On the other hand, M. de Brevan wrote, “Deaf to my counsel and prayers even, Miss Ville-Handry has carried out the project of leaving her paternal home. Suspected of having favored her escape, I have been called out by Sir Thorn, and had to fight a duel with him. A paper which I enclose will give you the details of our meeting, and tell you that I was lucky enough to wound that gentleman of little honor, but of great skill with the pistol.
“Alas! my poor, excellent Daniel, why should I be compelled by the duties of friendship to confess to you that it was not for the purpose of remaining faithful to you, that Miss Henrietta was so anxious to be free? Do not desire to return, my poor friend! You would suffer too much in finding her whom you have loved so dearly unworthy of an honest man, unworthy of you. Believe me, I did all I could to prevent her irregularities, which now have become public. I only drew her hatred upon me, and I should not be surprised if she did all she could to make us all cut our throats.”
This impudence was bold enough to confound anybody’s mind, and to make one doubt one’s own good sense. Still he found the newspaper, which had been sent to him with the letter, and in it the account of the duel between M. de Brevan and M. Thomas Elgin. What did that signify? He once more read over, more attentively than at first, the letters of Maxime and the Countess Sarah; and, by comparing them with each other, he thought he noticed in them some traces of a beginning disagreement.
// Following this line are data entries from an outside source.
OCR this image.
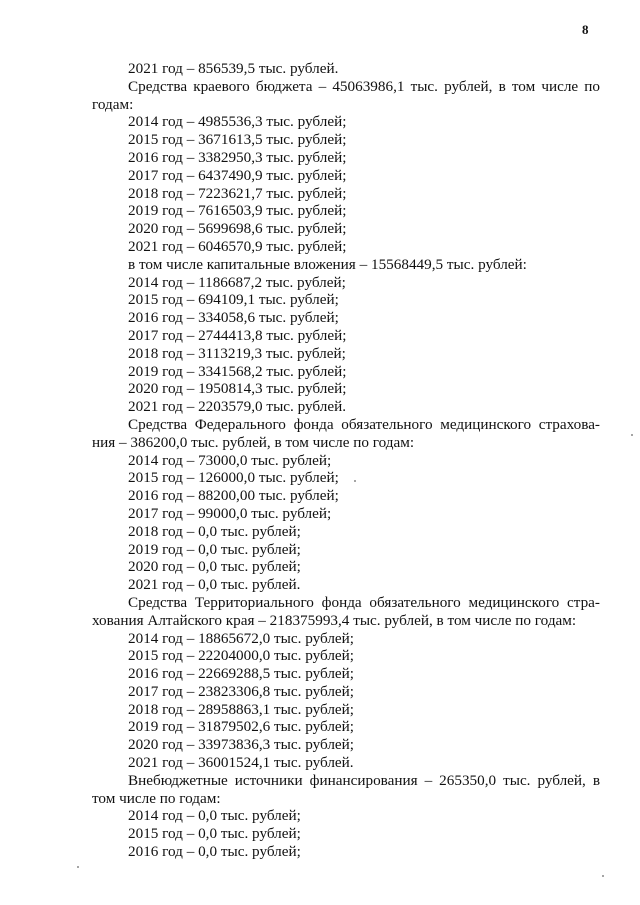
8
2021 год – 856539,5 тыс. рублей.
Средства краевого бюджета – 45063986,1 тыс. рублей, в том числе по
годам:
2014 год – 4985536,3 тыс. рублей;
2015 год – 3671613,5 тыс. рублей;
2016 год – 3382950,3 тыс. рублей;
2017 год – 6437490,9 тыс. рублей;
2018 год – 7223621,7 тыс. рублей;
2019 год – 7616503,9 тыс. рублей;
2020 год – 5699698,6 тыс. рублей;
2021 год – 6046570,9 тыс. рублей;
в том числе капитальные вложения – 15568449,5 тыс. рублей:
2014 год – 1186687,2 тыс. рублей;
2015 год – 694109,1 тыс. рублей;
2016 год – 334058,6 тыс. рублей;
2017 год – 2744413,8 тыс. рублей;
2018 год – 3113219,3 тыс. рублей;
2019 год – 3341568,2 тыс. рублей;
2020 год – 1950814,3 тыс. рублей;
2021 год – 2203579,0 тыс. рублей.
Средства Федерального фонда обязательного медицинского страхова-
ния – 386200,0 тыс. рублей, в том числе по годам:
2014 год – 73000,0 тыс. рублей;
2015 год – 126000,0 тыс. рублей;
2016 год – 88200,00 тыс. рублей;
2017 год – 99000,0 тыс. рублей;
2018 год – 0,0 тыс. рублей;
2019 год – 0,0 тыс. рублей;
2020 год – 0,0 тыс. рублей;
2021 год – 0,0 тыс. рублей.
Средства Территориального фонда обязательного медицинского стра-
хования Алтайского края – 218375993,4 тыс. рублей, в том числе по годам:
2014 год – 18865672,0 тыс. рублей;
2015 год – 22204000,0 тыс. рублей;
2016 год – 22669288,5 тыс. рублей;
2017 год – 23823306,8 тыс. рублей;
2018 год – 28958863,1 тыс. рублей;
2019 год – 31879502,6 тыс. рублей;
2020 год – 33973836,3 тыс. рублей;
2021 год – 36001524,1 тыс. рублей.
Внебюджетные источники финансирования – 265350,0 тыс. рублей, в
том числе по годам:
2014 год – 0,0 тыс. рублей;
2015 год – 0,0 тыс. рублей;
2016 год – 0,0 тыс. рублей;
“It may be that there is discord among my enemies,” he said to himself, “and that they do no longer agree, now that, in their view, the moment approaches when they are to divide the proceeds of their crimes. Or did they never agree, and am I the victim of a double plot? Or is the whole merely a comedy for the purpose of deceiving me, and keeping me here, until the murderer has done his work?”
He was not allowed to torture his mind long with efforts to seek the solution of this riddle. The old doctor came back with the lawyer, and for more than half an hour he had to answer an avalanche of questions. But the investigation had been carried on with such rare sagacity, that Daniel could furnish the prosecution only a single new fact,—the surrender of his entire fortune into the hands of M. de Brevan.
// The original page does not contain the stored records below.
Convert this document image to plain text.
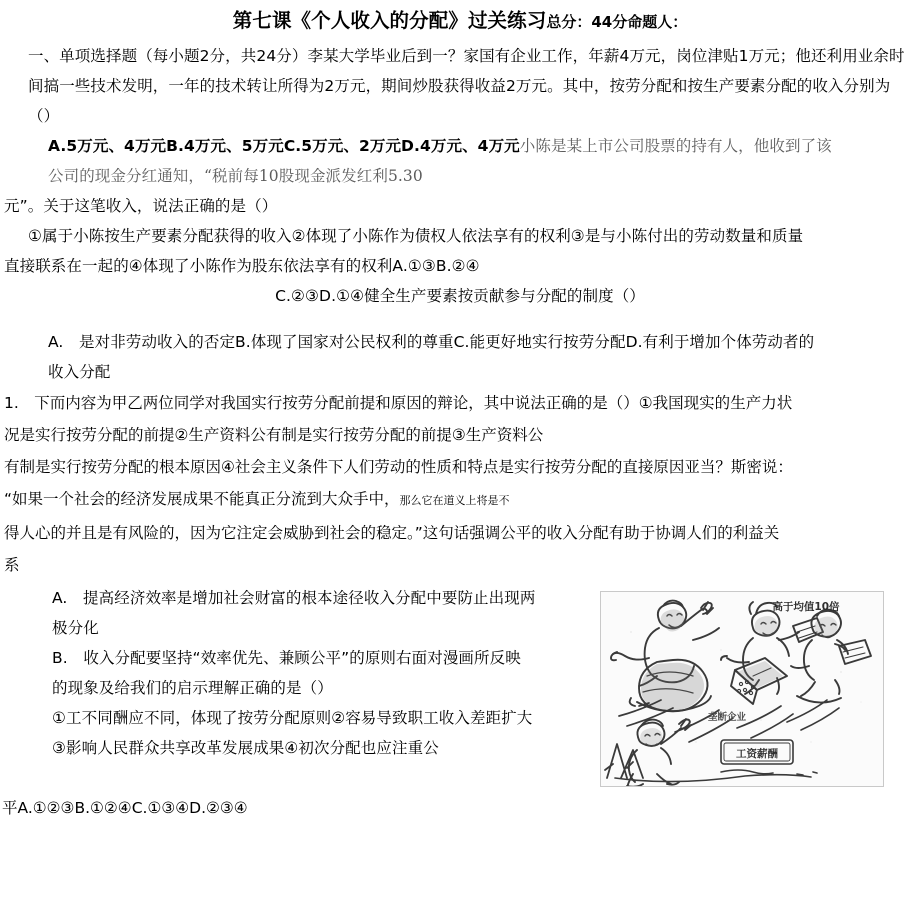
第七课《个人收入的分配》过关练习总分：44分命题人：
一、单项选择题（每小题2分，共24分）李某大学毕业后到一？家国有企业工作，年薪4万元，岗位津贴1万元；他还利用业余时间搞一些技术发明，一年的技术转让所得为2万元，期间炒股获得收益2万元。其中，按劳分配和按生产要素分配的收入分别为（）
A.5万元、4万元B.4万元、5万元C.5万元、2万元D.4万元、4万元小陈是某上市公司股票的持有人，他收到了该
公司的现金分红通知，“税前每10股现金派发红利5.30
元”。关于这笔收入，说法正确的是（）
①属于小陈按生产要素分配获得的收入②体现了小陈作为债权人依法享有的权利③是与小陈付出的劳动数量和质量
直接联系在一起的④体现了小陈作为股东依法享有的权利A.①③B.②④
C.②③D.①④健全生产要素按贡献参与分配的制度（）
A.　是对非劳动收入的否定B.体现了国家对公民权利的尊重C.能更好地实行按劳分配D.有利于增加个体劳动者的
收入分配
1.　下而内容为甲乙两位同学对我国实行按劳分配前提和原因的辩论，其中说法正确的是（）①我国现实的生产力状
况是实行按劳分配的前提②生产资料公有制是实行按劳分配的前提③生产资料公
有制是实行按劳分配的根本原因④社会主义条件下人们劳动的性质和特点是实行按劳分配的直接原因亚当？斯密说：
“如果一个社会的经济发展成果不能真正分流到大众手中，那么它在道义上将是不
得人心的并且是有风险的，因为它注定会威胁到社会的稳定。”这句话强调公平的收入分配有助于协调人们的利益关
系
A.　提高经济效率是增加社会财富的根本途径收入分配中要防止出现两
极分化
B.　收入分配要坚持“效率优先、兼顾公平”的原则右面对漫画所反映
的现象及给我们的启示理解正确的是（）
①工不同酬应不同，体现了按劳分配原则②容易导致职工收入差距扩大
③影响人民群众共享改革发展成果④初次分配也应注重公
高于均值10倍
垄断企业
工资薪酬
平A.①②③B.①②④C.①③④D.②③④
And even this fact must needs, on account of its extreme improbability, remain untold in an investigation which was based upon logic alone. Daniel very naturally, somewhat ashamed of his imprudence, tried to excuse himself; and, when he had concluded his explanations, the lawyer said,—
“Now, one more question: would you recognize the man who attempted to drown you in the Dong-Nai in a boat which he had offered to you, and which he upset evidently on purpose?”
“No, sir.”
“Ah! that is a pity. That man was Crochard, I am sure; but he will deny it; and the prosecution will have nothing but probabilities to oppose to his denial, unless I can find the place where he changed his clothes.”